Statistics. Data are given as the mean ± SEM. Significance of difference between control and samples treated with various drugs was determined by one-way ANOVA and post hoc Student's t test. Values of p < 0.01 or 0.05 were taken as statistically significant.
Cytotoxic effects of 6-OHDA and MPP+ on primary cultures of DA neurons
In the primary cultures derived from the ventral mesencephalon of E14 rat embryos, up to ∼80% of the total populations were neurons. DA neurons routinely comprised 5.8% of the total population of cells as defined by immunocytochemical staining for TH at 5 DIV (n = 6). In these cultures 4.2% of the total cells were positive for glial fibrillary acidic protein (GFAP) and thus were astrocytes (n = 6). In addition, GABA-positive neurons were present in approximately equivalent numbers to DA neurons, and virtually no OX42-positive microglia were found. Using these cultures, we first characterized the cytotoxic effect of 6-OHDA and MPP+ on DA neurons by determining the number of TH-positive neurons and the rate of [3H]DA uptake. From a dose–response study with various concentrations ranging from 0.5 to 40 μm of both 6-OHDA and MPP+, ∼30–40% of TH-positive neurons survived at 20 μm 6-OHDA for 24 hr or at 3 μm MPP+ for 48 hr. Typically, at these concentrations a time-dependent decrease in the number of TH-positive neurons and in the rate of [3H]DA uptake was observed (Fig. 1A,B). Interestingly, a marked decrease in [3H]DA uptake was observed in cells treated with 3 μm MPP+ for 12 hr, although virtually no TH-positive neurons were dying at this time point. Although this is speculative at this point, the state of phosphorylation of the dopamine transporter by such protein kinases as protein kinase C (Vaughan et al., 1997) may be regulated rapidly by MPP + without significantly affecting the cell death of DA neurons. A recovery period after neurotoxin treatment may be necessary to ensure a correlation between decrease in dopamine uptake and loss of TH-positive neurons. Photomicrographs demonstrating the morphology of TH-immunoreactive neurons in untreated control and neurotoxin-treated groups are shown in Figure 1C. Most of TH-immunoreactive cells in untreated control display multiple processes. After neurotoxin treatment the dying neurons appear to retract processes. Interestingly, DA neurons exposed to MPP+ exhibit a marked reduction in the size of their soma by 30–40%, whereas DA neurons treated with 6-OHDA display virtually no reduction in soma size (Fig. 1D).

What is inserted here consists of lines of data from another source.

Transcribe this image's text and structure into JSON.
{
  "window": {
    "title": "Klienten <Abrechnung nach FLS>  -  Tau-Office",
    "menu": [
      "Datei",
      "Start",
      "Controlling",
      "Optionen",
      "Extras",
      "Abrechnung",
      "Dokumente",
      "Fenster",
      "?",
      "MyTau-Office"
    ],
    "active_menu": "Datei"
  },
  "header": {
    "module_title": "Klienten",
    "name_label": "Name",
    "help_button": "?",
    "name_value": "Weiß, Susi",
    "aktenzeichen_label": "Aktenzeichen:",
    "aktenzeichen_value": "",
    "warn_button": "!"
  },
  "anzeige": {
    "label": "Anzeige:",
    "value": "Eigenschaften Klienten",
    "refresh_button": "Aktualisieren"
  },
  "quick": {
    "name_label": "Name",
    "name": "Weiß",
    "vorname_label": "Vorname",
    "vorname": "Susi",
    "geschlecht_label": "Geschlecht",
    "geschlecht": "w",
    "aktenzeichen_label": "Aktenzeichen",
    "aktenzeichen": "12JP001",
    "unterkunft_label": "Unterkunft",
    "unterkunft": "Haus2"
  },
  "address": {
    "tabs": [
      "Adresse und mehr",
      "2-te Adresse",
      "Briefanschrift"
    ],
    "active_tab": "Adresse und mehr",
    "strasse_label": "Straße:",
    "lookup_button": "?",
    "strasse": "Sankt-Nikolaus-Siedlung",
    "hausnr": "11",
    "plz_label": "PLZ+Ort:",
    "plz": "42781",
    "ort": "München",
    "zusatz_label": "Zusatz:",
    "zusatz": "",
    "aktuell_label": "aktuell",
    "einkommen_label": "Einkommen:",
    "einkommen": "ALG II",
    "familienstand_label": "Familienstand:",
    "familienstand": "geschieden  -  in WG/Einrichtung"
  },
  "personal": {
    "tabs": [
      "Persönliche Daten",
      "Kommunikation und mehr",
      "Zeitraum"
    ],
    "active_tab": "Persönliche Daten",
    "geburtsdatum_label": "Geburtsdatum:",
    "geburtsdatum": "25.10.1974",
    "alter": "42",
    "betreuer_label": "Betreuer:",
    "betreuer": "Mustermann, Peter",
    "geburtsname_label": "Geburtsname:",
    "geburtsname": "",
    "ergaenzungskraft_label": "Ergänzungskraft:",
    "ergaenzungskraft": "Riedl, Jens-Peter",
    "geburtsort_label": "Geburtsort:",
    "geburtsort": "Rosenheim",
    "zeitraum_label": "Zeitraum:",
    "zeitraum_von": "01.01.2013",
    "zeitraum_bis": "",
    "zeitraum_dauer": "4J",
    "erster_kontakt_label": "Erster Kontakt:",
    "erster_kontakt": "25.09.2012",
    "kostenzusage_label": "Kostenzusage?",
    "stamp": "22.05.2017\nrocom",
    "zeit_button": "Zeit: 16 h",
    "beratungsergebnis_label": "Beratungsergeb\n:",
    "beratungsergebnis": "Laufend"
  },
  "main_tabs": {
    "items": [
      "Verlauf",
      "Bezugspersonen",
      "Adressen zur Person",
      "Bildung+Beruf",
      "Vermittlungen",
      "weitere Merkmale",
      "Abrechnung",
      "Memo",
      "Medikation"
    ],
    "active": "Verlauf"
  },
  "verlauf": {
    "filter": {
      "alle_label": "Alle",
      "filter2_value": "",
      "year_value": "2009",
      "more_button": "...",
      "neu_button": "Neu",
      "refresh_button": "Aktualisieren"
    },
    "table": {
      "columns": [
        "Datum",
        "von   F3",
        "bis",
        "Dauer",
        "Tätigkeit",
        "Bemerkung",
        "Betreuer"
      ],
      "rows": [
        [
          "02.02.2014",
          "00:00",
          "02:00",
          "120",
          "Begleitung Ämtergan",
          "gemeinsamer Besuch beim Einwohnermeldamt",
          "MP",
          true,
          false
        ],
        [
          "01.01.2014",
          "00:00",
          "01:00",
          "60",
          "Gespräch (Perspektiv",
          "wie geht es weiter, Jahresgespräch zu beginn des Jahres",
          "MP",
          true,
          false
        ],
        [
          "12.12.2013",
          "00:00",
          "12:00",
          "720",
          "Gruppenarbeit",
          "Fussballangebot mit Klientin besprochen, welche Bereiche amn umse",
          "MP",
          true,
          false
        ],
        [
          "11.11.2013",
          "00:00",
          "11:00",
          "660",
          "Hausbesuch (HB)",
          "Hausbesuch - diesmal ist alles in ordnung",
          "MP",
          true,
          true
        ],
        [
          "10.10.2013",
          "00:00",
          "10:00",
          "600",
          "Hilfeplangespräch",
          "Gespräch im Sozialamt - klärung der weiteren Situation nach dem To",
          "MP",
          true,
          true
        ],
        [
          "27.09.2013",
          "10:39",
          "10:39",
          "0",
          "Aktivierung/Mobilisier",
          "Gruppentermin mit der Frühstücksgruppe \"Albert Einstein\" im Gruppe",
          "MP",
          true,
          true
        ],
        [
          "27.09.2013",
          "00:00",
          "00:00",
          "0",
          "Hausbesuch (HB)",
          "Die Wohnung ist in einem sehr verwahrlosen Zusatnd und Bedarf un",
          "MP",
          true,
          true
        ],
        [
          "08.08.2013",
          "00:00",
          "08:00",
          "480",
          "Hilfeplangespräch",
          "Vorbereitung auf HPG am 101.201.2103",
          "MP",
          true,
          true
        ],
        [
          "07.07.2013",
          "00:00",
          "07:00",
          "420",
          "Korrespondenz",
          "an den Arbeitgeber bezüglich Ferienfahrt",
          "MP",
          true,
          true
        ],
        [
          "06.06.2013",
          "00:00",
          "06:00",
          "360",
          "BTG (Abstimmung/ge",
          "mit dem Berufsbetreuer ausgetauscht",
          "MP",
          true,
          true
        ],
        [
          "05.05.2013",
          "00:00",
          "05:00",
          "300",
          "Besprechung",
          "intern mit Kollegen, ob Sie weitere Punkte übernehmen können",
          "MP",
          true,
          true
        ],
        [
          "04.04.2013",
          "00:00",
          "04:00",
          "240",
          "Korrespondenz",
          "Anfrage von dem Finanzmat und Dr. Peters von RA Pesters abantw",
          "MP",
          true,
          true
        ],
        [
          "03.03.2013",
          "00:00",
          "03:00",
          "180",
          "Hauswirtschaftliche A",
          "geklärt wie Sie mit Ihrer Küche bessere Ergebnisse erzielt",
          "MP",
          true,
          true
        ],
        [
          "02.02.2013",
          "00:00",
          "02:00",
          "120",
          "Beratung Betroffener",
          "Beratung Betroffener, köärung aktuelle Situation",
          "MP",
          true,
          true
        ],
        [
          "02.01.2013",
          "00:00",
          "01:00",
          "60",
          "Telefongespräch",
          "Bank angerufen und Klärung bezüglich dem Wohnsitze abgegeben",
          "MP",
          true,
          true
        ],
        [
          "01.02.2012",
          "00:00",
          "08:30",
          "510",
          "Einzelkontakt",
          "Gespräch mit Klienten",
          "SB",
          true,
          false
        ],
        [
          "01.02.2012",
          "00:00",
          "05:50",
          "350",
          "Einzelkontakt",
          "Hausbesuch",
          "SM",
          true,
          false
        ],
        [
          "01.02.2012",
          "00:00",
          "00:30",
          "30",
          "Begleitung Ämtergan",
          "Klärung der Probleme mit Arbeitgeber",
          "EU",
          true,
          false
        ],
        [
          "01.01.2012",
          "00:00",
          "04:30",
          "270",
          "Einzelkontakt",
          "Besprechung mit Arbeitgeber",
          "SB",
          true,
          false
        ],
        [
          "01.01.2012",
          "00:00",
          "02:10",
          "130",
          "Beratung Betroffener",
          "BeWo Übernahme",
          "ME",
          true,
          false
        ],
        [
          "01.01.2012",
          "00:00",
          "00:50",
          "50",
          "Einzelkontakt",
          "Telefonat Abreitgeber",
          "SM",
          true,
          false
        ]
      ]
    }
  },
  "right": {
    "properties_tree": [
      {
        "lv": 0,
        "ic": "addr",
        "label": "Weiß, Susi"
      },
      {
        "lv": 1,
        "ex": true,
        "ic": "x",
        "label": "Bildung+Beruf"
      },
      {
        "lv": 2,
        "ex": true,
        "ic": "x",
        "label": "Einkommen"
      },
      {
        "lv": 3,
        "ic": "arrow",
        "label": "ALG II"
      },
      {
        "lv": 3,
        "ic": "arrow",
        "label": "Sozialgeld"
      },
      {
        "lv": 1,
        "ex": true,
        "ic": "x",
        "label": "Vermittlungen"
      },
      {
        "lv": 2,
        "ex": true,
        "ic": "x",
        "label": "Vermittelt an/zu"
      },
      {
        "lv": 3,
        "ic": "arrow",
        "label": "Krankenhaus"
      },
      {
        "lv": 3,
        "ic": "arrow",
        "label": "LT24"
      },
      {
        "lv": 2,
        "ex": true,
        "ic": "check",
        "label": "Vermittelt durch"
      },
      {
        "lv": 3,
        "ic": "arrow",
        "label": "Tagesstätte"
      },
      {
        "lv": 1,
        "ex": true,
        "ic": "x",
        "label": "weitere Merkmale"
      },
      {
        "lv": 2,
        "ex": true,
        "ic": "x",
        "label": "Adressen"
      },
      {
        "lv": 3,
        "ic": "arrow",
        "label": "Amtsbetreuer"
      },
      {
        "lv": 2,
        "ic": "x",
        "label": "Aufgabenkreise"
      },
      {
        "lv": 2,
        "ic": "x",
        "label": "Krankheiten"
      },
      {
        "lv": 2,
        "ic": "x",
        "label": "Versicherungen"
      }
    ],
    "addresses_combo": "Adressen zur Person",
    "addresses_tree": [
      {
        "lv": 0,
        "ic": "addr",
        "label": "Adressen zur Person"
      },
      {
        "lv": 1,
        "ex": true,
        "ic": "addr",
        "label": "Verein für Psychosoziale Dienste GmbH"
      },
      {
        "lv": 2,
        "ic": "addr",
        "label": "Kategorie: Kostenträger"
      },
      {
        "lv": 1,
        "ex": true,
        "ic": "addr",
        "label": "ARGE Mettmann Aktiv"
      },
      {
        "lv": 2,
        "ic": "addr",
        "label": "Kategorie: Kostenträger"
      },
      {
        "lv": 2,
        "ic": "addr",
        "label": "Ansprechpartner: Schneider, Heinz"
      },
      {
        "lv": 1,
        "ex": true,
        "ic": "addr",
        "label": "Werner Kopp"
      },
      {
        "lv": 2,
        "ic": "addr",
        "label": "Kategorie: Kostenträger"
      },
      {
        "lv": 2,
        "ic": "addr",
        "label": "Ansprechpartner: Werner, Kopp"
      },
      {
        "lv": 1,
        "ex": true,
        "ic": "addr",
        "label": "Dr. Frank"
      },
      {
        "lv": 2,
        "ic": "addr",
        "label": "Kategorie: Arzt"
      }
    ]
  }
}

To determine whether caspase mediates neurotoxin-induced death, we tested the protective effect of a broad-spectrum caspase inhibitor, zVAD-fmk, in DA neurons treated with 20 μm 6-OHDA or 3 μm MPP+. As shown in Figure 2A, 50 μm zVAD-fmk treatment significantly alleviated the loss of TH-positive neurons induced by 6-OHDA, but not by MPP+. Concentrations of zVAD-fmk ranging from 25 to 200 μm did not spare TH-positive neurons exposed to MPP+. Interestingly, zVAD-fmk significantly did not prevent a decrease in the rate of [3H]DA uptake induced by 6-OHDA (Fig. 2B). In accordance with our previous report that used MN9D cells (Choi et al., 1999b), 0.5 mm N-acetylcysteine (NAC) prevented the loss of TH-positive neurons and preserved [3H]DA uptake after 6-OHDA treatment. In contrast, the compound did not exert a protective role in the death of DA neurons after MPP+ or in the loss of [3H]DA uptake (Fig. 2A,B). None of these inhibitors blocked the MPP+-mediated loss of TH-positive neurons and decreased dopamine uptake regardless of the duration of the MPP+ treatment (ranging from 6 to 48 hr).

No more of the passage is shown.